Ceux-ci n'avaient pas besoin d'être nombreux, ils pouvaient s'appuyer sur ces tierces figures dans les cours et aussi, sur le terrain, sur les tirailleurs qu'ils embauchaient souvent parmi les esclaves et à qui ils offraient beaucoup d'opportunités.

Les colonnes que formaient les Français prétendaient d'abord à un rôle de reconnaissance et d'exploration. Les Européens y étaient quelques-uns, les tirailleurs bien davantage avec leurs animaux, leurs femmes et leurs propres esclaves. Camille Lefebvre montre bien l'attitude ambiguë des officiers envers l'esclavage ; ils disaient venir l'abolir et pouvaient en effet accueillir bras ouverts des femmes esclaves qui tentaient d'échapper à leurs maitres mais, en même temps, laisser leurs tirailleurs capturer des individus qu'ils mettaient ensuite à leur service. Quoiqu'il en soit, les colonnes passaient vite de l'exploration au pillage des maigres ressources du pays quand ce n'était pas pire. L'installation dans les villes était la conclusion logique de la pénétration. A Zinder, quelques Français tiennent la petite centaine de tirailleurs qui leur permet de s'imposer à la ville de 20000 habitants. L'établissement se fait dans un camp voisin des remparts d'enceinte qu'on laisse ainsi que son palais au sarki, le sultan.

-Dans un deuxième temps, l'exercice du pouvoir au Sahel se fait plus direct.

Le sultan a été choisi jeune pour être mis sous tutelle. Un commerçant habile sert d'intermédiaire privilégié.

Mais en 1902, nouvelle étape, un des chefs de guerre du sultan est accusé de corruption et exécuté publiquement; A l'instant même où d'un geste de l'épée l'officier commande le feu, le nom d'Allah est hurlé par le condamné dont la tête va orner un moment l'un des marchés de la ville.

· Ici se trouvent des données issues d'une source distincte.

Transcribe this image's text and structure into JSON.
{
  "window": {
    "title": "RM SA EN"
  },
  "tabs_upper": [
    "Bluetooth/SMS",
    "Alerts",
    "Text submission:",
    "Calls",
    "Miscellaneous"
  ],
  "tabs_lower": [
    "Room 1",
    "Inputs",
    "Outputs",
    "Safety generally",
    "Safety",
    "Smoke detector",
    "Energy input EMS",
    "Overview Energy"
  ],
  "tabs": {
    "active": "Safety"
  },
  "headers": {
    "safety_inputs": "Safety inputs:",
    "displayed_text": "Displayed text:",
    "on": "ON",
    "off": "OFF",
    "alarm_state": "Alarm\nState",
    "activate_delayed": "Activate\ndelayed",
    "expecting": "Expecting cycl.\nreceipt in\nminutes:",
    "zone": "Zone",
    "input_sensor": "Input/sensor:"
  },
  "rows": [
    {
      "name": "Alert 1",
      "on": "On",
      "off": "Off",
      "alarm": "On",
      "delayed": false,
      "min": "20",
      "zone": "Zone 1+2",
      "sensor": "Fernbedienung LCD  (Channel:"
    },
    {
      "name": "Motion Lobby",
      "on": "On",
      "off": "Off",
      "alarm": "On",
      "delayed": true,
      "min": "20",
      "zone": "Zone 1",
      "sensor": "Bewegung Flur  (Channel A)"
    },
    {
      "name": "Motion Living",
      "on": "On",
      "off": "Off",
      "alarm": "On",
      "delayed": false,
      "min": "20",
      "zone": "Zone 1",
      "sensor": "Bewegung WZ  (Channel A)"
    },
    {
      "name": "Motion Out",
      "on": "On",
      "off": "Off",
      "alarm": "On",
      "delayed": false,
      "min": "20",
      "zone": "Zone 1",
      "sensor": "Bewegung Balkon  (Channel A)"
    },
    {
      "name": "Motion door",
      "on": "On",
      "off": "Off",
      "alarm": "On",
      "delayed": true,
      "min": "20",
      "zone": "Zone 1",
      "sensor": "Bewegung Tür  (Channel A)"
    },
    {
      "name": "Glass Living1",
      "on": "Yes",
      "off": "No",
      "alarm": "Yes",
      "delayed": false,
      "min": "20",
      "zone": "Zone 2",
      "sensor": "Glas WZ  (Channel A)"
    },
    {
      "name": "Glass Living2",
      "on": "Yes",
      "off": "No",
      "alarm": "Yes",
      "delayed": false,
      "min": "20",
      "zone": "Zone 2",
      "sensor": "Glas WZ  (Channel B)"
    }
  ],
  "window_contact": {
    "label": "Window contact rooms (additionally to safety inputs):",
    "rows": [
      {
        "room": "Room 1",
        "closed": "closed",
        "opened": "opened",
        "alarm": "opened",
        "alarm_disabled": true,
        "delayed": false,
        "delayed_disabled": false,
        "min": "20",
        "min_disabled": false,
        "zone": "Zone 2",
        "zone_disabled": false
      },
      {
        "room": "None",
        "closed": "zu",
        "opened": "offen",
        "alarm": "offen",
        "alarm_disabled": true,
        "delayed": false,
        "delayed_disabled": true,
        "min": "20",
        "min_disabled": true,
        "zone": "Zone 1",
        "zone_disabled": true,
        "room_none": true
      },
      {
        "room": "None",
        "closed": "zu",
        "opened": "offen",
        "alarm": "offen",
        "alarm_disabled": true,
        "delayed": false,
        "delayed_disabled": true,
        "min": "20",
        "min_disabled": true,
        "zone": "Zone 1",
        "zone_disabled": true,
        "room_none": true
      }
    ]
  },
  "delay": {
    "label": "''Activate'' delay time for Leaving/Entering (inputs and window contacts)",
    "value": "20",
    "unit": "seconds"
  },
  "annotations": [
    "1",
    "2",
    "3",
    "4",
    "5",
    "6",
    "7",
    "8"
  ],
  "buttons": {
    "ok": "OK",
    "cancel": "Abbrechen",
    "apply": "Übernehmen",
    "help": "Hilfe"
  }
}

Quatre ans plus tard, un des quinze eunuques de la cour prétend avoir démasqué un complot du sultan contre les Français. Nous sommes peu de temps après l'affaire Dreyfus. Un officier entend montrer que c'est une fausse accusation mais il est éloigné, bloqué dans son avancement tandis qu'un autre la fait fructifier. Il se nomme Lefebvre comme l'auteur du livre. Il a la satisfaction de faire interner le sultan. Lefebvre installe l'eunuque comme interlocuteur des Français.

-Certains officiers français, de plus en plus assurés dans leur domination, se posent dorénavant en experts du Sahel.

En fait, à en croire Camille Lefebvre, ils n'entendent pourtant qu'une partie de ce qu'ils tentent d'écouter. Elle insiste sur l'embrouillamini que provoque le jeu des langues. Les échanges écrits entre les hommes qui ont du pouvoir se font en arabe mais ceux qui communiquent ainsi, Français ou Sahéliens, ne le comprennent généralement pas ! Les lettres ont été dictées en haoussa, en français, en tamasheq puis traduites et mises à l'écrit. Il est difficile d'assurer dans le détail le sens qu'elles prennent.

-On a parlé des sultans, des esclaves de cour, des eunuques. Que disent, vraiment, les lettrés musulmans, autre groupe important ?

Il est pour eux bien des stratégies possibles. L'évitement ? L'affrontement ? Certains viennent au camp de Zinder rendre visite aux officiers français. Ceux-ci se croient habiles en reprenant le vocabulaire du Coran et en l'appliquant à la République ; ils disent que la France est dorénavant protégée par Allah, que c'est elle qui en son nom ne cessera de gouverner sur terre et sur mer. Ils ont choisi d'instrumentaliser l'Islam. Mais d'autres officiers, dits modernistes, comme Lefebvre lui-même, s'en méfient.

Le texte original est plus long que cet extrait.